• It doesn’t matter what you drive, if you lose control on a slippery road and start to skid, it’s scary.
  • Even with better roads, better tyres, and anti-lock brakes, many drivers get into accidents because of a skid in bad weather.
  • Your team could lose control of their equipment in any weather or road condition, but bad weather can increase their chances of skidding as much as 10 times.
  • The only way they can reduce the chance of skidding is to adjust their driving for bad weather conditions. This means slowing down and giving themselves more time and distance to stop.
  • Drive slower in rain, and go well below the posted speed limit in snow or ice.
  • Allow more time to slow down when approaching other vehicles, intersections, curves, railroad crossings and the entrance to the job site.
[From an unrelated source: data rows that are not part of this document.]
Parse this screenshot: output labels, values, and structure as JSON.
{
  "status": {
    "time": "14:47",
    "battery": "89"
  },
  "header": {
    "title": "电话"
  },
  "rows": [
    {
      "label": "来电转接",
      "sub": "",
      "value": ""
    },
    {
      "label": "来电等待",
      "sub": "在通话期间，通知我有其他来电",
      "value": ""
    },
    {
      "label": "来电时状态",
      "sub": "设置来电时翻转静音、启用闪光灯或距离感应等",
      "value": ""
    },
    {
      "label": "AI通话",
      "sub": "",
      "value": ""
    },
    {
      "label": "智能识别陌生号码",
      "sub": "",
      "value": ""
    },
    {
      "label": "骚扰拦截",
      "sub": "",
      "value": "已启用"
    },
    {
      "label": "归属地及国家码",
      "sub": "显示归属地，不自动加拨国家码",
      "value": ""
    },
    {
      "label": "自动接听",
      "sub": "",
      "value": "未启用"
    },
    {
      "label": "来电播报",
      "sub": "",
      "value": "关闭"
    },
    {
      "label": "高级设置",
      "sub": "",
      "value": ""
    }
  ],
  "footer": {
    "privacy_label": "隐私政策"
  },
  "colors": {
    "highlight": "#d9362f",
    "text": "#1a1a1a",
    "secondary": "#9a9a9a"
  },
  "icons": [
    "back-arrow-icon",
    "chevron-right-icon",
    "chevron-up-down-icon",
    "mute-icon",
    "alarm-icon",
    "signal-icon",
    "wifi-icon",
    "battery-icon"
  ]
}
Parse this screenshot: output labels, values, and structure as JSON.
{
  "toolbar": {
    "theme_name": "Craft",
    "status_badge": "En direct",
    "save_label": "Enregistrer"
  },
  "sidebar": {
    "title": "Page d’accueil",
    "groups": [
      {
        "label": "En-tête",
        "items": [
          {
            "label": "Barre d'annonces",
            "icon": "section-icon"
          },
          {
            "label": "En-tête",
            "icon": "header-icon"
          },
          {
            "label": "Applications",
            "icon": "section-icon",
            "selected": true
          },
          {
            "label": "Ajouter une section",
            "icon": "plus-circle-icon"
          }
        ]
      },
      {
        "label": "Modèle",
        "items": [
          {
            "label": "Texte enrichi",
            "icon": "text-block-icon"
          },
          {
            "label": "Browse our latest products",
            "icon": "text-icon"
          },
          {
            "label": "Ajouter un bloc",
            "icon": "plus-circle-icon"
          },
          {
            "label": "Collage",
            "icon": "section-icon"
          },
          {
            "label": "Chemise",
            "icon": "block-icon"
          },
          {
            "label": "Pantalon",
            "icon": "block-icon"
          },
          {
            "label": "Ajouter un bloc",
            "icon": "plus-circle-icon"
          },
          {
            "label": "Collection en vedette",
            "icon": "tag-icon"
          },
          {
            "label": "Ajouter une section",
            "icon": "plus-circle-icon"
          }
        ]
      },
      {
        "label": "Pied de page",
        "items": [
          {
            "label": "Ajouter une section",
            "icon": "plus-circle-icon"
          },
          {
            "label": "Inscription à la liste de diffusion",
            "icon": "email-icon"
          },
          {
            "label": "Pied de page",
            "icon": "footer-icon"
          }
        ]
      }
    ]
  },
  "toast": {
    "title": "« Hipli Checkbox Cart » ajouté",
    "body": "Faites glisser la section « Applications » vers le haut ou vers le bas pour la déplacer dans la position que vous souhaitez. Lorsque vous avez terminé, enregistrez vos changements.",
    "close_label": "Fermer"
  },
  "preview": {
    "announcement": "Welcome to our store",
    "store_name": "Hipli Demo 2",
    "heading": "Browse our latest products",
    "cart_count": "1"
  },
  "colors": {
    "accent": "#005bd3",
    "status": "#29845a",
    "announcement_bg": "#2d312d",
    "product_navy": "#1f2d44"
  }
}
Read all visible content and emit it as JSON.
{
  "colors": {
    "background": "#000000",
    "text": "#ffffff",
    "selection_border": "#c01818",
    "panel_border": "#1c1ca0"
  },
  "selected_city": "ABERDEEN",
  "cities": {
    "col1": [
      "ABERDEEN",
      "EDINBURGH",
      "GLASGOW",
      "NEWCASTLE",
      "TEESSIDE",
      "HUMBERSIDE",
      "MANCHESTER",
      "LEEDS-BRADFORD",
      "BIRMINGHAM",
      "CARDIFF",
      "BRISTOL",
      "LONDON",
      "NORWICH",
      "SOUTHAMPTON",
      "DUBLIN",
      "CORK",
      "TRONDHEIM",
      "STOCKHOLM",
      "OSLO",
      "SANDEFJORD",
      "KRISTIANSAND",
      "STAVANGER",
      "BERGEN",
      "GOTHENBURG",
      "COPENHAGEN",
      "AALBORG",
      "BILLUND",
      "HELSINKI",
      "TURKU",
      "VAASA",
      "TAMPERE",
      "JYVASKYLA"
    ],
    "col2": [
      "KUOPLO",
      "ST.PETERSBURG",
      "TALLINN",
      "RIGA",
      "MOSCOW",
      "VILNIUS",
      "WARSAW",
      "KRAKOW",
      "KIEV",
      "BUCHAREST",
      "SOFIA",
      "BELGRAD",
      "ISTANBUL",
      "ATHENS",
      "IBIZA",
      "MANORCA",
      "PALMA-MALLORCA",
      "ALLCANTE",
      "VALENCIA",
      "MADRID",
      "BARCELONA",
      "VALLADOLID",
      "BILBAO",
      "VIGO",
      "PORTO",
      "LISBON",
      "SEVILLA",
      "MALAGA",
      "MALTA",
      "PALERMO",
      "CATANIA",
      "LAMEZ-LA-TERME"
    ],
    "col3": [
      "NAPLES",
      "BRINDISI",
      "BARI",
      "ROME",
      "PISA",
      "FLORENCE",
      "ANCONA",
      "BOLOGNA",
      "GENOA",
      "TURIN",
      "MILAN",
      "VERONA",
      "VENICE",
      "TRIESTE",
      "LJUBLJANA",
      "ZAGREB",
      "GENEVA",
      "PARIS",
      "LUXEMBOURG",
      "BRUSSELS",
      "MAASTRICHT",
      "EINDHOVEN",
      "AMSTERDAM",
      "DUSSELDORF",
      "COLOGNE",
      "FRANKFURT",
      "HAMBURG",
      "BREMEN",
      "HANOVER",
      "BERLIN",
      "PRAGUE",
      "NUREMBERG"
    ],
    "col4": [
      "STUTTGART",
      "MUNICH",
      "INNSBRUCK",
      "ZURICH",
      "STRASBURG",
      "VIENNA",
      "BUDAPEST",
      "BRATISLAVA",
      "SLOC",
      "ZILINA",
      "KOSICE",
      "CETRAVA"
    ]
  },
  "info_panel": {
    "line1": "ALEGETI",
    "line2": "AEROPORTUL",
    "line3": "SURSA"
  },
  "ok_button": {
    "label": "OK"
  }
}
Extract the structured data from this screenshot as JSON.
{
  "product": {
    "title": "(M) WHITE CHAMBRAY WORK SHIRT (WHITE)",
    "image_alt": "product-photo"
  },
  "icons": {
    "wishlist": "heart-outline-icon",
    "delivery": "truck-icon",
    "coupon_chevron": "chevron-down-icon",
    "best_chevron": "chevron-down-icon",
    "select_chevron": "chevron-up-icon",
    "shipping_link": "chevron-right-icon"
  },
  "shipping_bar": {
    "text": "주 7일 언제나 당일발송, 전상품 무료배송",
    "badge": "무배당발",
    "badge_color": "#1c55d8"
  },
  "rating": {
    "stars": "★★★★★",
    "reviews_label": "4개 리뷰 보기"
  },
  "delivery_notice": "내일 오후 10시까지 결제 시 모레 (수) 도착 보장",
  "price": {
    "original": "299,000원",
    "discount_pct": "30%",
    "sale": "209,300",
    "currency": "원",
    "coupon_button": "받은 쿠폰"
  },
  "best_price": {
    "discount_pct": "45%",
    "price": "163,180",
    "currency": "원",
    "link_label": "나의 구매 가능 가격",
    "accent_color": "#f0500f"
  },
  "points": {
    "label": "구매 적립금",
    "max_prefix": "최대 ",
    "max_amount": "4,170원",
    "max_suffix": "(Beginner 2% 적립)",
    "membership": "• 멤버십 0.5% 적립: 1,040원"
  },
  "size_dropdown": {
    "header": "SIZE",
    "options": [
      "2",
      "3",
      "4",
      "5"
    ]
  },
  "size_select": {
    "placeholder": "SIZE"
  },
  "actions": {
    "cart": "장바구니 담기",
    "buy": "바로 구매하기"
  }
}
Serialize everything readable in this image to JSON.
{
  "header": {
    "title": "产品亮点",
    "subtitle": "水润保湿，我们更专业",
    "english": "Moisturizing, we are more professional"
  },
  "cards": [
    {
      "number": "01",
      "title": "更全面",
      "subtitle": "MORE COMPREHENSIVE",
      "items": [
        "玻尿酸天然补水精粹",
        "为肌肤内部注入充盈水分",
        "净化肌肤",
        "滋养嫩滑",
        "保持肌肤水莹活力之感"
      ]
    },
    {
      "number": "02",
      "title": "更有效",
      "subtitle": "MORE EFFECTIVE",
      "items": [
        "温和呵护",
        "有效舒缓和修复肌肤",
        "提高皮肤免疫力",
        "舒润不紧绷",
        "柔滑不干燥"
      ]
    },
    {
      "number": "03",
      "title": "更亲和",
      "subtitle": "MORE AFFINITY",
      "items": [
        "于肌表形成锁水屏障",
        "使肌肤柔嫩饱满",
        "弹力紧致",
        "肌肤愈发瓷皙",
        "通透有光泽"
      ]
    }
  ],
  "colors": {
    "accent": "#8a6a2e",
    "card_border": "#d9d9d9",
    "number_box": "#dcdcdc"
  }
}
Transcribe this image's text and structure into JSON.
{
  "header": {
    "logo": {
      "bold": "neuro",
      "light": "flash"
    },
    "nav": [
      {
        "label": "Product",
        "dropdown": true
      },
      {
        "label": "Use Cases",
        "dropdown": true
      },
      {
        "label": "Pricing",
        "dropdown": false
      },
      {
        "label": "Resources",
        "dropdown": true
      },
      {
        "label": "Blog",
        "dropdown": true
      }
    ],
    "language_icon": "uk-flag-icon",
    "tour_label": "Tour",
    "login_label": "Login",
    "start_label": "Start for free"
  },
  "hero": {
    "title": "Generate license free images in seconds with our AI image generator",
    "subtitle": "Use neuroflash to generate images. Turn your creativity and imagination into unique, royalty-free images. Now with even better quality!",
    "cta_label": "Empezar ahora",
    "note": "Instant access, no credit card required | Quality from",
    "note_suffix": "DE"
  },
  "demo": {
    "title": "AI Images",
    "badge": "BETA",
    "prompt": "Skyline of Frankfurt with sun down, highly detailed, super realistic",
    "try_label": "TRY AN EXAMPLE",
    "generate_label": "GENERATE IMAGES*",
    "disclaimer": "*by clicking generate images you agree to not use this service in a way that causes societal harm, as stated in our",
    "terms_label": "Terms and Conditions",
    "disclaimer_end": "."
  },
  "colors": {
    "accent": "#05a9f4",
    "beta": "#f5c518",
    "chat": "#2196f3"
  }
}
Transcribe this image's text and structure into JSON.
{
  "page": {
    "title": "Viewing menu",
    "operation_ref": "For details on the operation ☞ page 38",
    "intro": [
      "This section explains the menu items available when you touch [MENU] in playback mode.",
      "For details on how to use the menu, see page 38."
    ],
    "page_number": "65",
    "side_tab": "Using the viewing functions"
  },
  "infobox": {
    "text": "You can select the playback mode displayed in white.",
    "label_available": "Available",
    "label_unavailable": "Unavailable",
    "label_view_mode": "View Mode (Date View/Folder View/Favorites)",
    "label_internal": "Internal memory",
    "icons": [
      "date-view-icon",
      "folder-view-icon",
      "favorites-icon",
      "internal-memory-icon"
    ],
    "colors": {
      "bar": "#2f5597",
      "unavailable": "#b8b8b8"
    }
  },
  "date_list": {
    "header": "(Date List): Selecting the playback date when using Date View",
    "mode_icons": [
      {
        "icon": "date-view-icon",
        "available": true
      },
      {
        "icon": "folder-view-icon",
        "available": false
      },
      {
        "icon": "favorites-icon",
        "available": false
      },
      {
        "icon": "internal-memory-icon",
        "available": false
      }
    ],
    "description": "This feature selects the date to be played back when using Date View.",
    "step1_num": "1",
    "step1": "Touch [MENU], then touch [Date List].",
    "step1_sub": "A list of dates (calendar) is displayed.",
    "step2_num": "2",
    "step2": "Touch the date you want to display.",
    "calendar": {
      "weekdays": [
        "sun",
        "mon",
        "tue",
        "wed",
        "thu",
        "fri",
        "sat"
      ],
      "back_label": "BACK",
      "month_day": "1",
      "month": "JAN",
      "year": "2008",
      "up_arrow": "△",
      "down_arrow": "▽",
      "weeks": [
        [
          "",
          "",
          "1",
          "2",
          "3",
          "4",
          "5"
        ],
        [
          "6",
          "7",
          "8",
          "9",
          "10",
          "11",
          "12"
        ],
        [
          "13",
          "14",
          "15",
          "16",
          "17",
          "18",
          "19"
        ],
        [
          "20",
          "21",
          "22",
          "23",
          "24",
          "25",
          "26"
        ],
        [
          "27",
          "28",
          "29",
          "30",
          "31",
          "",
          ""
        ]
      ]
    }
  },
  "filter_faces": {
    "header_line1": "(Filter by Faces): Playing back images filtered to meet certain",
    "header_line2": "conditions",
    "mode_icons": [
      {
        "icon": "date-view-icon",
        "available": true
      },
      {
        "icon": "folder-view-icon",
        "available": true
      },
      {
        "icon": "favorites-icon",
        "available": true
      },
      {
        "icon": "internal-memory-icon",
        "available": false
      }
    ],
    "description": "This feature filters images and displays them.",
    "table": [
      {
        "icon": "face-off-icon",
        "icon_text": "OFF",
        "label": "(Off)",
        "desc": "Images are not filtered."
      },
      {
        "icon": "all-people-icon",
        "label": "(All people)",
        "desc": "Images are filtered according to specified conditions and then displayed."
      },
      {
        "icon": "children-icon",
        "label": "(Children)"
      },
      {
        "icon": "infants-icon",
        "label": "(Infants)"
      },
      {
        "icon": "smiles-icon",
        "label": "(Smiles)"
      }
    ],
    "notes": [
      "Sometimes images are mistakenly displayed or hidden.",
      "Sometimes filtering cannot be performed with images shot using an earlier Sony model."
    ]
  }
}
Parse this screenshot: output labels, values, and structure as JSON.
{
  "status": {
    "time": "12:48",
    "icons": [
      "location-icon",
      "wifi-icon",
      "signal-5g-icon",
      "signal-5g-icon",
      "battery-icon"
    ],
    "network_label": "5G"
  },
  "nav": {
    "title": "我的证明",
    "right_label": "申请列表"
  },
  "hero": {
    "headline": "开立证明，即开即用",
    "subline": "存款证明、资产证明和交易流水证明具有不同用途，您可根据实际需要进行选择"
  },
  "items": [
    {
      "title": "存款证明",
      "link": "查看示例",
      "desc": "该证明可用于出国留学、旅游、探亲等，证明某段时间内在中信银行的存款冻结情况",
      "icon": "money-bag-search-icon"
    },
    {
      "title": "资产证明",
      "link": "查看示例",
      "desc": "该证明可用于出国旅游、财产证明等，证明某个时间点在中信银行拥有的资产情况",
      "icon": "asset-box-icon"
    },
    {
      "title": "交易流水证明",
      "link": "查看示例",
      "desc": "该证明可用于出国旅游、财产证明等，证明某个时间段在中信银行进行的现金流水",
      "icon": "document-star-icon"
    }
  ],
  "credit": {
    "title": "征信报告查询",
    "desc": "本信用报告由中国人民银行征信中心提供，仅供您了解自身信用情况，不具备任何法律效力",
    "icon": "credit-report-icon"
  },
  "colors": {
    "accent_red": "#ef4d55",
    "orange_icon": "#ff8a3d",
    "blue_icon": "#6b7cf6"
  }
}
  • Give more distance to the vehicles ahead in wet weather; double your normal following distance.
  • Make sure to select the proper gear before going up or down hill.
  • Expect ice beneath underpasses, in the shade, or at higher altitudes.
  • When the temperature is below freezing, roads that were wet during the day, can become icy after the sun goes down.
  • Tell your team that when they do have to stop, do it slowly. Never jam on the brakes. This may lock the wheels and throw them into a skid.
  • If they feel the wheels lock, get off the brake immediately, then pump the pedal again.
  • Bad weather isn’t the only cause of skid conditions. Gravel or sand roads to and from a job site will also increase stopping distance. A fast turn off from a tar road onto sand can throw your vehicle into a skid, or make it impossible to stop in time.
  • Be sure to slow down before driving off the paved roadway.
  • A trailer that has been overloaded can also be the cause of skidding. The load can push the tractor forward when the brakes are suddenly used.